Het is een van de pronkstukken van de Tefaf: het 250 jaar oude poppenhuis van Anna Maria Trip. Het rijk ingericht miniatuurhuis met meer dan honderd zilverminiaturen is binnenkort te bewonderen te bewonderen in Rijksmuseum Twenthe.
Het poppenhuis is een van de tien bewaard gebleven Hollandse poppenhuizen uit de zeventiende en achttiende eeuw en het enige dat zich nog in particulier bezit bevond. De Haarlemse zilverspecialist John Endlich Antiquairs laat het deze week zien op de Tefaf.
(Tekst gaat verder onder de foto)
De Martens-Mulder Stichting, die haar zilvercollectie in langdurig bruikleen heeft gegeven aan Rijksmuseum Twenthe, kocht het op de kunstbeurs. Dit huis krijgt daar straks ook een plek. Naar verwachting is het poppenhuis al vanaf eind april in Enschede te zien. Daar zal het poppenhuis hét topstuk van de zilverschatkamer zijn.
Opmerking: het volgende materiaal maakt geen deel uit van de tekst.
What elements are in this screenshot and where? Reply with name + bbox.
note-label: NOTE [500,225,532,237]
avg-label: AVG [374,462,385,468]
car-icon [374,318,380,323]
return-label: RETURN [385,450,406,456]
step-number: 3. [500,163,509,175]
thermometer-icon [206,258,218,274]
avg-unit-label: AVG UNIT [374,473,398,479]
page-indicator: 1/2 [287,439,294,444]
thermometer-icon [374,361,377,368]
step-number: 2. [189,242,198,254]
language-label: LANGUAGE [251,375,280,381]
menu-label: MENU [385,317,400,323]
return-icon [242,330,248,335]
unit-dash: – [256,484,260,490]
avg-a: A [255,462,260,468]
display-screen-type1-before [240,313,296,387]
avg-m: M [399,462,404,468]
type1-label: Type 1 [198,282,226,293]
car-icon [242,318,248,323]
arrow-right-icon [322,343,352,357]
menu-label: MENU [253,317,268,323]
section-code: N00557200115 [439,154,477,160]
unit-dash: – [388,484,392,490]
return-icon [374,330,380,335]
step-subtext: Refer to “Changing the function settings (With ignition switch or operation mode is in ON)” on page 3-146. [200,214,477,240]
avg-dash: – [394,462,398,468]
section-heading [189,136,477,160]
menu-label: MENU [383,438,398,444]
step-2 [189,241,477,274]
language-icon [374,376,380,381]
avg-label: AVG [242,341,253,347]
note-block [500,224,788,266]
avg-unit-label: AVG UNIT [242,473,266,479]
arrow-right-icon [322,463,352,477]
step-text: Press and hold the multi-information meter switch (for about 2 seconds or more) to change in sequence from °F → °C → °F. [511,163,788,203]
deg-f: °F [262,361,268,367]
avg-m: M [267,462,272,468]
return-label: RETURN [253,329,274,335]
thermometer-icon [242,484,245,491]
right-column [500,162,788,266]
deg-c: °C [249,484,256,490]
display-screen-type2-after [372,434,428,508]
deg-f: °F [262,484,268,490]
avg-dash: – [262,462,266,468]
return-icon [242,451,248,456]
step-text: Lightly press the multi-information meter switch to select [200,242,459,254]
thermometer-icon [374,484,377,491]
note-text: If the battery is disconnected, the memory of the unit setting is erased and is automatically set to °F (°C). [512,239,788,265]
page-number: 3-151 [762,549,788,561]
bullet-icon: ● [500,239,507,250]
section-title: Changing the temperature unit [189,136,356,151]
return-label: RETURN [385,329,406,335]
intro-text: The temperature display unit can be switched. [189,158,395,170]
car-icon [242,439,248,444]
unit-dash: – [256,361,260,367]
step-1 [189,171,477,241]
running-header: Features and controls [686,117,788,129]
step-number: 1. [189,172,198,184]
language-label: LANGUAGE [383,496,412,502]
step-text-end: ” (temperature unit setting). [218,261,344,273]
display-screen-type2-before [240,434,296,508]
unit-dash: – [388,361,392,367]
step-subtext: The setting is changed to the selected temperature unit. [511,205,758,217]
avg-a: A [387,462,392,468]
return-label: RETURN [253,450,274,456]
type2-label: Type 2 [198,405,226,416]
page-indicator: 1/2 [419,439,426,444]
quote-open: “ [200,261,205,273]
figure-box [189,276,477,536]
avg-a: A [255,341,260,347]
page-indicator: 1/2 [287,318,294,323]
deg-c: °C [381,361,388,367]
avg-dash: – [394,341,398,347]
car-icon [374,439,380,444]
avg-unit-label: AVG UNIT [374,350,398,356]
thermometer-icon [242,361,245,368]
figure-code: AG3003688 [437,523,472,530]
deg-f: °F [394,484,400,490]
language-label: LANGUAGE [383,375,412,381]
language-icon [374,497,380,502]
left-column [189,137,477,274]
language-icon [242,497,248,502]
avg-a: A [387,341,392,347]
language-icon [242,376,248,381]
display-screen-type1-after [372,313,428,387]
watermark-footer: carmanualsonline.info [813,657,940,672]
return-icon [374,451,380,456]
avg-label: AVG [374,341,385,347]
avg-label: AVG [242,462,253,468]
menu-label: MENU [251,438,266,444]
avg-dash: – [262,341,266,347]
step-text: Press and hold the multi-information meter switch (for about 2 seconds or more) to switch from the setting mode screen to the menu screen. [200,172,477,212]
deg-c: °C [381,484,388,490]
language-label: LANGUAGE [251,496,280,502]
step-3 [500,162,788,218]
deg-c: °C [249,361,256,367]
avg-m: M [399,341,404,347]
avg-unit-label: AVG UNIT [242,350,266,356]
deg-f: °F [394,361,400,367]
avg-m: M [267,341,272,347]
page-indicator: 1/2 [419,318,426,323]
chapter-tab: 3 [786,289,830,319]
Met zijn zilveren garenwinder op de zolder, ivoren tafel in de salon, zilveren pannetjes in de keuken, zijden wandbespanningen en geschilderde ‘Perzische tapijten’ is het poppenhuis ongekend rijk en fijn uitgewerkt, aldus het museum. NRC noemt het in de krant van 13 maart “een mirakel van overlevering”. Want op een paar details na is het complete huisraad, met ruim honderd stuks zilveren miniaturen, origineel en in optimale conditie. Dat is vooral bijzonder omdat er echt met dit poppenhuis is gespeeld, zo blijkt uit brieven en anekdotes van de adellijke familie.
(Tekst gaat verder onder de foto)
Het bijna 1,70 meter hoge poppenhuis is ingericht door Anna Maria Trip (1712-1778). Ze was een Groningse telg uit een bekende Amsterdamse regentenfamilie. Op haar achttiende huwde ze met de 24 jaar oudere Groningse raadsheer Wicher van Swinderen. Na de geboorte van haar zeven kinderen, begon Trip rond 1750 met het inrichten van haar poppenhuis. Het huis is waarschijnlijk door een Groningse timmerman gemaakt. Het zilver kocht ze vooral in Amsterdam, onder andere bij de bekende zilversmid Arnoldus van Geffen.